When Black folks do get medical care, lung function tests often fail them.
This is because doctors use a device called a spirometer to measure how much air a patient can breathe in and out of their lungs when they visit for asthma, said Dr. Jayne Morgan, cardiologist and executive director of health and community education at Piedmont Healthcare. The spirometer’s software includes a race factor that automatically estimates that the lung capacity of Black patients is 15% lower than that of white patients, she added.
“More than a hundred years ago, it was determined that slaves had a lower lung capacity than whites even though there was no scientific basis for that,” Morgan said, “And that [belief] has just continued on in medicine to where it’s actually gotten incorporated into software.”
“What that means is that the values from the [spirometer] show Black people have normal lung capacity, when that same lung capacity for whites is read as abnormal,” Morgan added. “So whites are then referred on to specialists for higher levels of therapy and get access to medication, whereas Blacks are then sent home.”
As a result, Black patients experience reduced or delayed medical care, allowing their disease to worsen since they are not being referred to specialists and consequently not receiving appropriate medications.
In April 2023, the American Thoracic Society released an official statement for clinicians explaining why race and ethnicity should no longer be considered factors in interpreting the results of spirometry.

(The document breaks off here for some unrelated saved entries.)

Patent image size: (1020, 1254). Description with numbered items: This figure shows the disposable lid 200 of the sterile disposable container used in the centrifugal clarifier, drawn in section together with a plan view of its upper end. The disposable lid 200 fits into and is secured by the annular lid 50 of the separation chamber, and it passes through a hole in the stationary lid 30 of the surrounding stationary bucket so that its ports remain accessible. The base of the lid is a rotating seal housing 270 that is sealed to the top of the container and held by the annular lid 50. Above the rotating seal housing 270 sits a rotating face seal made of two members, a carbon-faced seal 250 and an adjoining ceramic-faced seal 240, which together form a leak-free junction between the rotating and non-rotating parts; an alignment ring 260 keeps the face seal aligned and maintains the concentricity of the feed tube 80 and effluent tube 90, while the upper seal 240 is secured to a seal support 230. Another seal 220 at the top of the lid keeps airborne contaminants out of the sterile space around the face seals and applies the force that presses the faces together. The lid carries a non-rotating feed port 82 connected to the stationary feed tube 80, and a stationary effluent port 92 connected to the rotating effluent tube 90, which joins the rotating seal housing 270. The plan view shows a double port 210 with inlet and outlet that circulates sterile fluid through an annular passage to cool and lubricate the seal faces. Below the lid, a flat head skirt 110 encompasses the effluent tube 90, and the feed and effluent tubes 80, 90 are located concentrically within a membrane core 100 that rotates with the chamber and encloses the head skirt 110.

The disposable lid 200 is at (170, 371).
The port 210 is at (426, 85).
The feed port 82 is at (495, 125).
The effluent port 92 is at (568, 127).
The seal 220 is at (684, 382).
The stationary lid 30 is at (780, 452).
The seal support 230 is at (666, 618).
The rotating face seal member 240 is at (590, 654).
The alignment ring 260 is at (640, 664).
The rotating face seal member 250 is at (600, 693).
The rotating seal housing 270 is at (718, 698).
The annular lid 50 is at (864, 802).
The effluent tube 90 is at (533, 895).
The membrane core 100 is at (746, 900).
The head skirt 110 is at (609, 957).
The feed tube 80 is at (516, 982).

Other reasons Black people may experience greater adverse health effects from pollen may be due to less access to air conditioning and air filtration systems or a higher reliance on public transit, leading to more outdoor exposure, Lappe said. On top of that, Black communities are disproportionately impacted by air pollution, which could make pollen even more allergenic and worsen health outcomes, she added.
“Higher exposure levels of [air] pollution seems to be across the board for Black people, even when taking into account various socioeconomic statuses,” Morgan said. “Because of that, we more commonly have low birth weight babies, and those babies have an increased risk of asthma throughout their lifetimes.”
With pollen seasons starting earlier, lasting longer, and growing more intense, climate change could worsen allergy and asthma sensitivities in Black communities.
“I would say that this year is worse than normal,” Sparks said regarding his son’s asthma attacks. “I don’t know if it’s [due to] solely pollen or anything, but when seasons change, that’s a dangerous time.”
A more extensive pollen monitoring network is needed to better understand if pollen exposure disparities might exist under a warming climate.
“The one pollen monitoring station in Marietta is probably not representative of the larger Atlanta area,” Lappe said. “We know that if you have a lot of trees outside your house, then you’re getting a different exposure than what the monitor is capturing.”